Did you analyze the garbage collection?
Most stops are related to a bad GC tuning
JVM information (CPU & memory usage from all heaps) would really help to find out what's going on. According to the startup script, you're running with the default GC, try to use CMS instead, even with such small heaps (1303 MB).
Also, the performance of HotRod request can differ with various key/value sizes, are these ~constant?
We updated the clustered.conf and adjusted the garbage collection. This seems to help.
# This file is optional; it may be removed if not needed.
# Specify the maximum file descriptor limit, use "max" or "maximum" to use
# the default, as queried by the system.
# Defaults to "maximum"
# Specify the profiler configuration file to load.
# Default is to not load profiler configuration file.
# Specify the location of the Java home directory.

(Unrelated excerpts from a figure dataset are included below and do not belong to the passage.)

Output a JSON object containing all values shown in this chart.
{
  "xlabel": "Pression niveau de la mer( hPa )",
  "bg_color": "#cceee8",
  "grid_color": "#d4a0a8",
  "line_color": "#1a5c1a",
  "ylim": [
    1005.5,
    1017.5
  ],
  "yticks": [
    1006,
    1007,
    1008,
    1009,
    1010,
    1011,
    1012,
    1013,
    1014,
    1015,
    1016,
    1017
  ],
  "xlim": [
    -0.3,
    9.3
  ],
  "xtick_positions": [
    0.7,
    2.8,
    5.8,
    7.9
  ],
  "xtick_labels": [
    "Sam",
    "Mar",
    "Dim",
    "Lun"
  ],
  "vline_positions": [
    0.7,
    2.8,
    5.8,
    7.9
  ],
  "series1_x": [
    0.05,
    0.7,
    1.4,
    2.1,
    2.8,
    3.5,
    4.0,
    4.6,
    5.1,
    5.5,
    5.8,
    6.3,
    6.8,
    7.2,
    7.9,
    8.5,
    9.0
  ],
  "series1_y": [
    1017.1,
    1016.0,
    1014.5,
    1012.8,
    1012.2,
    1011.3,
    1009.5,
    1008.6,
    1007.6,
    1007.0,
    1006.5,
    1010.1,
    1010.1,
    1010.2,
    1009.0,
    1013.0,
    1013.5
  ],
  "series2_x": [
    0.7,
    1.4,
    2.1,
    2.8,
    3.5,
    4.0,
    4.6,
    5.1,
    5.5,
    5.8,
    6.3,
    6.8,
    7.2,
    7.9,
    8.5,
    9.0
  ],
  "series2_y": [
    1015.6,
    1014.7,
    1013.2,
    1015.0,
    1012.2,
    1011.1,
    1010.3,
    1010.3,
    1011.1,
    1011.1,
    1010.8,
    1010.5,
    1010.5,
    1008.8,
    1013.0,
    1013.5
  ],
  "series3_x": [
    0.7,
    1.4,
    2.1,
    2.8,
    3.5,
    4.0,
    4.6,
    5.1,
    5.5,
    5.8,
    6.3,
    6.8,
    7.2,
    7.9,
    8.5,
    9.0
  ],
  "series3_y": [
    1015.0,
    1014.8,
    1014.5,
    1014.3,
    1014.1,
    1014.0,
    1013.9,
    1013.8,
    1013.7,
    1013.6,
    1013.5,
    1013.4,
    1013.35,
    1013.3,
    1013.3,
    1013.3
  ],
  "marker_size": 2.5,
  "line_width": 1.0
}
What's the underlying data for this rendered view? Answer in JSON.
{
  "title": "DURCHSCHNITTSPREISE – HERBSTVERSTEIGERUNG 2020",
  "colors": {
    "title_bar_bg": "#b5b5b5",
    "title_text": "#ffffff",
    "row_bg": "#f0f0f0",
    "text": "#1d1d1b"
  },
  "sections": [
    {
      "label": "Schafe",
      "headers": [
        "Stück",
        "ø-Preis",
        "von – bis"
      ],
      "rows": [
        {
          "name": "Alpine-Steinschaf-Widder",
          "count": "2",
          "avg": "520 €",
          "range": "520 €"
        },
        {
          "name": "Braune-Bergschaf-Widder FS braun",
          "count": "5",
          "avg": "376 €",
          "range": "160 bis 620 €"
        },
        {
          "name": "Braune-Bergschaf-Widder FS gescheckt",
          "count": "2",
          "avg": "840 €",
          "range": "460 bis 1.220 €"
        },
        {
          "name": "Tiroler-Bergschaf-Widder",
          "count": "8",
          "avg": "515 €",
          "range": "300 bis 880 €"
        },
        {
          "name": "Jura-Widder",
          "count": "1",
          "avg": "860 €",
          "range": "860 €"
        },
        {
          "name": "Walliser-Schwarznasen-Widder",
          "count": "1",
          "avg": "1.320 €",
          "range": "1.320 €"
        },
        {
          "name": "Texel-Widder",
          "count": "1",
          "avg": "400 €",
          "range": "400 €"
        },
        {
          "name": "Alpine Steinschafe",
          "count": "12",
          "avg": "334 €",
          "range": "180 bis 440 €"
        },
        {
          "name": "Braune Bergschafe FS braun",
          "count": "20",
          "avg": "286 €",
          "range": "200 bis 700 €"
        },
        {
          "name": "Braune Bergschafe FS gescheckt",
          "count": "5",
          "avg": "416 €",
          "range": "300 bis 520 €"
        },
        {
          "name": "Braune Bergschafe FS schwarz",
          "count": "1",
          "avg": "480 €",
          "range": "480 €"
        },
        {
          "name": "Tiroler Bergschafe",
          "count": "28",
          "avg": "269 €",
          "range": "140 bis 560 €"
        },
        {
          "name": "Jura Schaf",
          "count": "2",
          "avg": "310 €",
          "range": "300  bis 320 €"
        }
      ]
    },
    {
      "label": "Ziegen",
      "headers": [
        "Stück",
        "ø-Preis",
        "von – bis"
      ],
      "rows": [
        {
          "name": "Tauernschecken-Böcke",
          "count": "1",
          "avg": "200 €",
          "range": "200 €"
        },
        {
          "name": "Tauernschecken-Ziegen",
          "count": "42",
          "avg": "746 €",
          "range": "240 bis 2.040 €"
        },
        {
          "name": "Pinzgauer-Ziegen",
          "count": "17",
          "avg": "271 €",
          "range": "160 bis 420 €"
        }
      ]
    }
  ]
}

If set then $JAVA will
# be defined to $JAVA_HOME/bin/java, else $JAVA will be "java".
# Specify the exact Java VM executable to use.

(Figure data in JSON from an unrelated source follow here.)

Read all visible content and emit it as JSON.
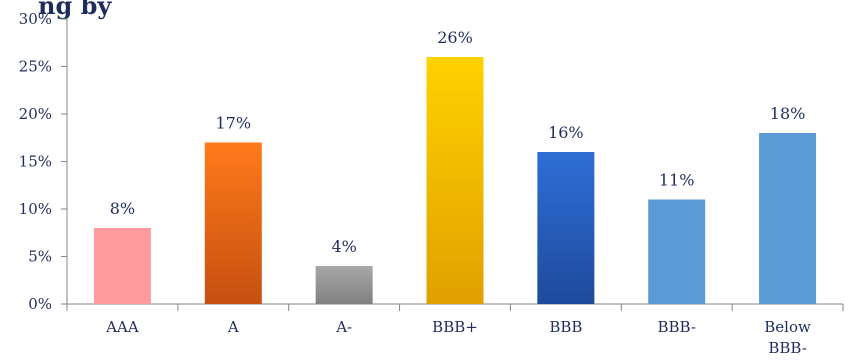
{
  "header": {
    "title_fragment": "ng by"
  },
  "chart_data": {
    "type": "bar",
    "title": "",
    "xlabel": "",
    "ylabel": "",
    "ylim": [
      0,
      30
    ],
    "yticks": [
      "0%",
      "5%",
      "10%",
      "15%",
      "20%",
      "25%",
      "30%"
    ],
    "ytick_values": [
      0,
      5,
      10,
      15,
      20,
      25,
      30
    ],
    "categories": [
      "AAA",
      "A",
      "A-",
      "BBB+",
      "BBB",
      "BBB-",
      "Below BBB-"
    ],
    "category_lines": [
      [
        "AAA"
      ],
      [
        "A"
      ],
      [
        "A-"
      ],
      [
        "BBB+"
      ],
      [
        "BBB"
      ],
      [
        "BBB-"
      ],
      [
        "Below",
        "BBB-"
      ]
    ],
    "values": [
      8,
      17,
      4,
      26,
      16,
      11,
      18
    ],
    "data_labels": [
      "8%",
      "17%",
      "4%",
      "26%",
      "16%",
      "11%",
      "18%"
    ],
    "colors": [
      [
        "#ff9a9e",
        "#ff9a9e"
      ],
      [
        "#ff7a1a",
        "#c55010"
      ],
      [
        "#a8a8a8",
        "#808080"
      ],
      [
        "#ffd200",
        "#e0a000"
      ],
      [
        "#2e6fd6",
        "#1e4a9c"
      ],
      [
        "#5b9bd5",
        "#5b9bd5"
      ],
      [
        "#5b9bd5",
        "#5b9bd5"
      ]
    ],
    "grid": false,
    "legend": "none"
  }
}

if [ "x$JBOSS_MODULES_SYSTEM_PKGS" = "x" ]; then
# Uncomment the following line to prevent manipulation of JVM options
# by shell scripts.
# Specify options to pass to the Java VM.
if [ "x$JAVA_OPTS" = "x" ]; then
JAVA_OPTS="-Xms4G -Xmx8g -XX:MaxPermSize=256m -Djava.net.preferIPv4Stack=true \
-Dorg.jboss.resolver.warning=true -Dsun.rmi.dgc.client.gcInterval=3600000 \
-Dsun.rmi.dgc.server.gcInterval=3600000 -Djboss.modules.system.pkgs=$JBOSS_MODULES_SYSTEM_PKGS \
-Djava.awt.headless=true -Djgroups.bind_addr=infinispan-node -Djboss.bind.address=infinispan-node \
-Djgroups.udp.ip_ttl=1 -Djboss.bind.address.management=infinispan-node -Dsun.nio.ch.bugLevel=''"

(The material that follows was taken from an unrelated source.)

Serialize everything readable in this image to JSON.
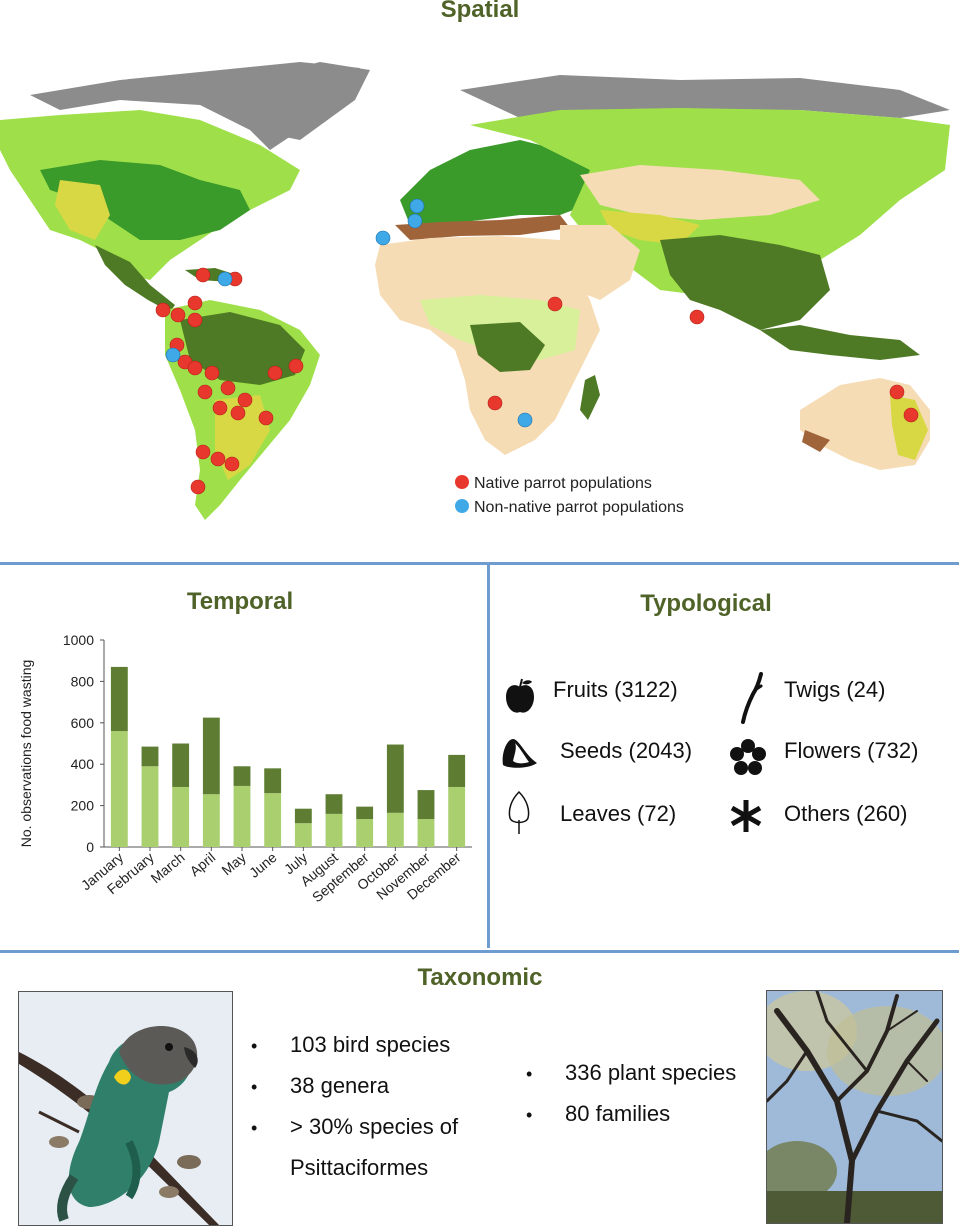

echo "JAVA_OPTS already set in environment; overriding default settings with values: $JAVA_OPTS"
# Sample JPDA settings for remote socket debugging
# Sample JPDA settings for shared memory debugging
# Uncomment to not use JBoss Modules lockless mode
# Uncomment to gather JBoss Modules metrics
You should set the heap size -Xms8G -Xmx8g as this prevent from recalculating the amount of heap during runtime.
Also you might add -Xloggc:mylog.log -verbose:gc to analyse the behaviour, you'll find lot of explanations if you search for it.
Maybe if you use the latest Java6 or Java7 you can use the G1 GC which might have a better performance.
Yes we have been tuning the GC. But I now think that our pauses have to do more with the fact that we may be hitting the serer too hard with too many connections. We I did the thread dump the Hot Rod client is waiting for log stints to perform IO.
We have been playing around with the GC trying to get our max read time below 5ms and max write below 10ms without much luck. We do observe that the more client threads we have the more outliers we observe. Is there any reason that a dirty read would take longer than a write given that we are not doing locking? All our calls are synchronous.
Why do you expecte max latency below 10 ms when you're setting GC pause to 2000 ms? Obviously, max latency can be > 2000 ms if you try long enough (to let GC do its job, fulfilling the limit you're asking for).
Regrettably, with state-of-the art Java GCs this is not possible, Java is not hard real-time platform. Moreover if you use clustered mode, network latencies (or lost messages delivered later) can complicate it a lot more.
You can optimize only certain quantiles, but there will always be some outliers.